Alternative Energy Research
A team of researchers was awarded a $2 million National Science Foundation grant to explore the creation of better biofuels from algae. The four-year project involves growing various combinations of freshwater algae species in 180 aquariums at the School of Natural Resources and Environment. The project involves an unusual collaboration among ecologists, evolutionary biologists and engineers from four labs that will include about 20 researchers and students.
Contributing to the Conversation
U-M hosted the National Climate Assessment town hall to present a 1,100 plus-page report written for the federal government by a team of more than 240 scientists, including three from the U-M. The report assesses the key impacts of climate change on every region of the country and analyzes its likely effects on human health, water, energy, transportation, agriculture, forest, ecosystems and biodiversity.
A unique $8 million battery lab at the U-M Energy Institute will enable industry and university researchers to collaborate on developing cheaper and longer lasting energy storage devices in the heart of the U.S. auto industry.
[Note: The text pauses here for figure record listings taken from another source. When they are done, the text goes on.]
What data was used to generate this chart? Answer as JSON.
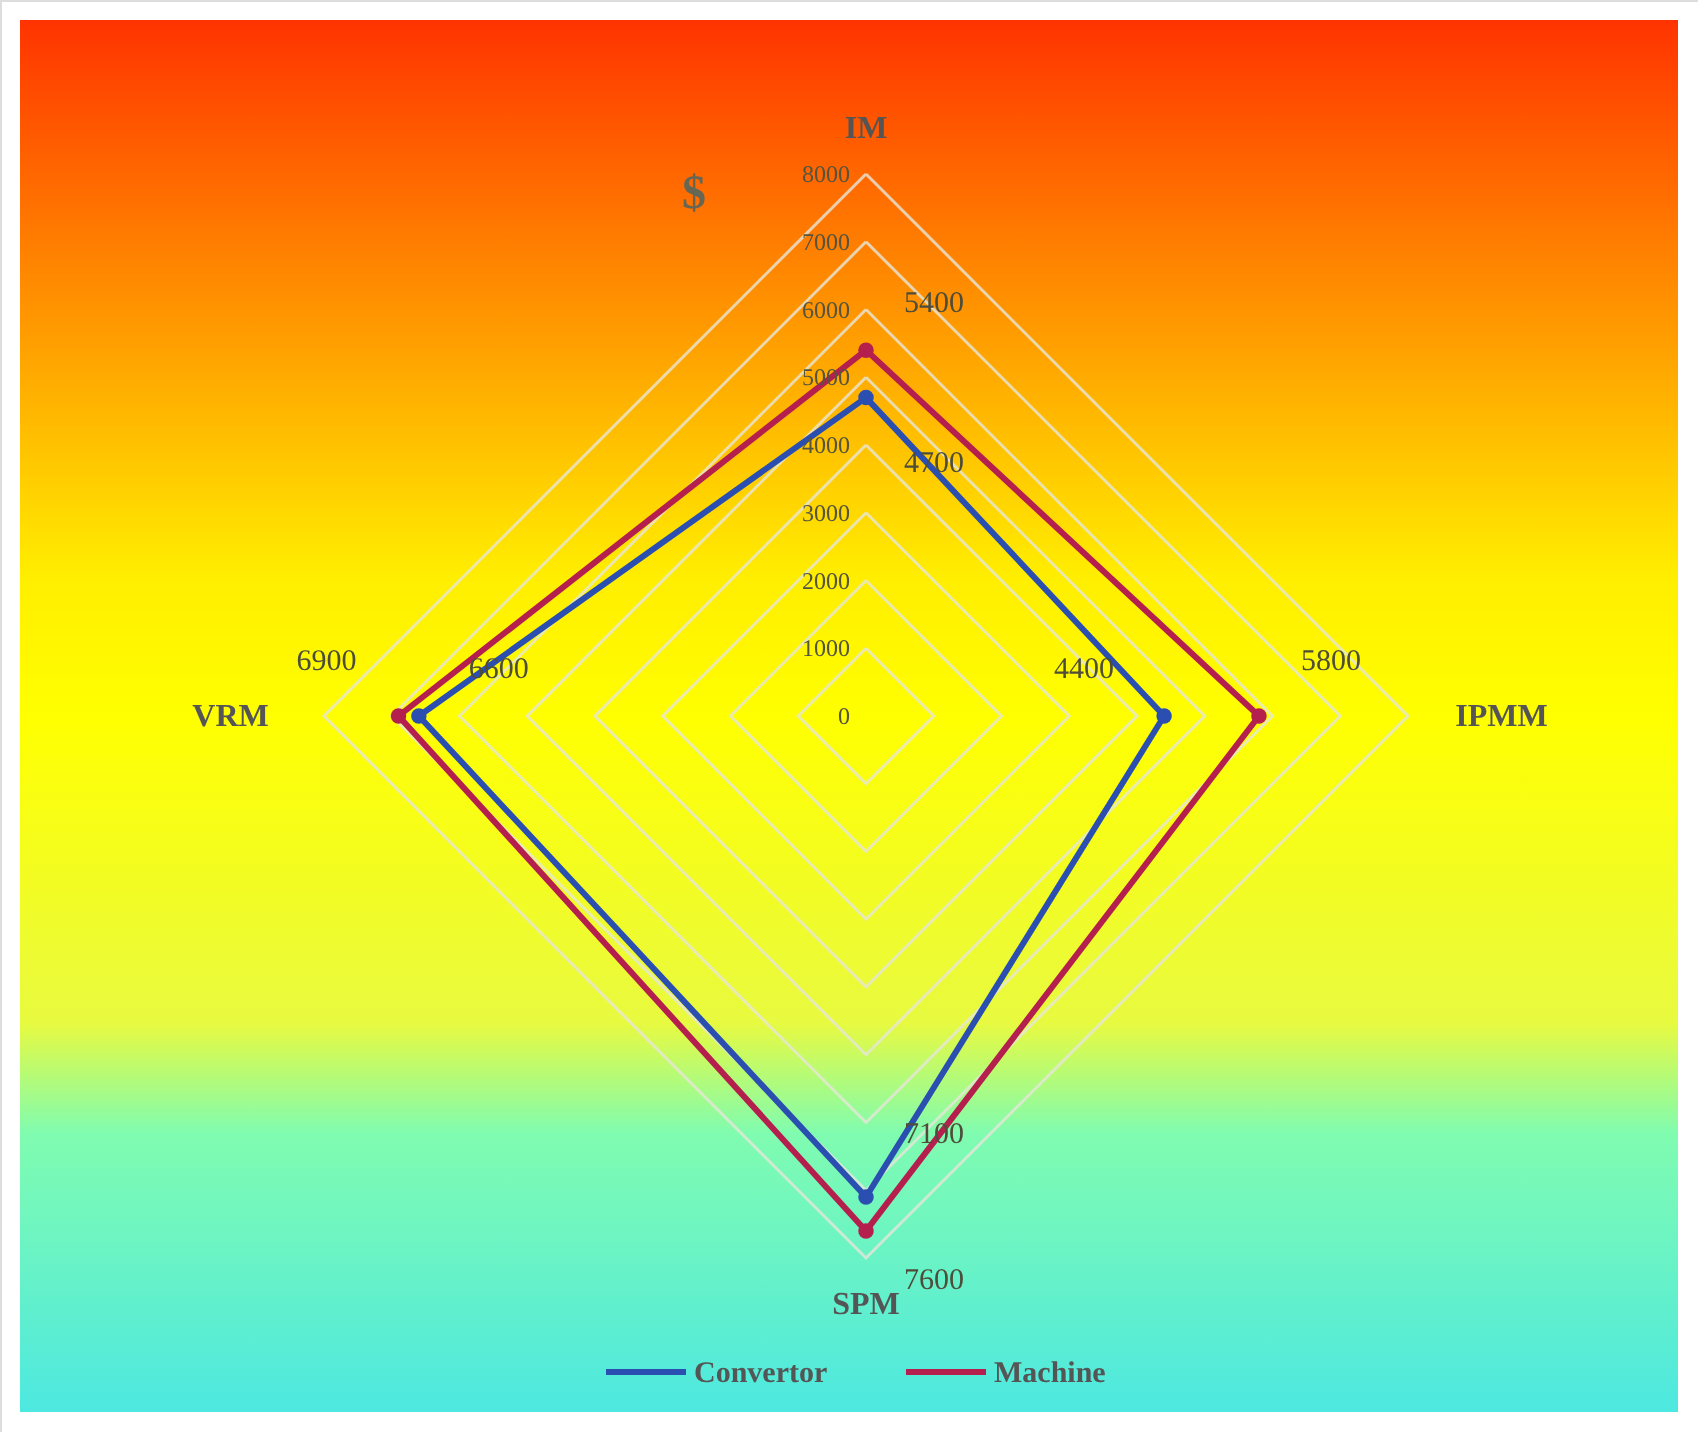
{
  "chart_data": {
    "type": "radar",
    "ylabel": "$",
    "categories": [
      "IM",
      "IPMM",
      "SPM",
      "VRM"
    ],
    "series": [
      {
        "name": "Convertor",
        "color": "#2a4fb0",
        "values": [
          4700,
          4400,
          7100,
          6600
        ]
      },
      {
        "name": "Machine",
        "color": "#b51f4e",
        "values": [
          5400,
          5800,
          7600,
          6900
        ]
      }
    ],
    "ylim": [
      0,
      8000
    ],
    "yticks": [
      0,
      1000,
      2000,
      3000,
      4000,
      5000,
      6000,
      7000,
      8000
    ],
    "grid": true,
    "legend": "bottom",
    "marker": "circle",
    "line_style": "solid",
    "data_labels": true
  }
}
The new facility –for prototyping, testing, and analyzing batteries and the materials that go into them – promises to be a key enabler for Southeast Michigan's battery supply chain, and is located in U-M’s newest Gold-LEED certified building.
The U-M is partnering with Ben-Gurion University of the Negev in Israel to develop renewable energy technology in a three-year program. The partnership brings diverse minds together to work toward solving major challenges in the areas of advanced vehicle fuels, solar energy and thermoelectric materials, which convert heat to electricity.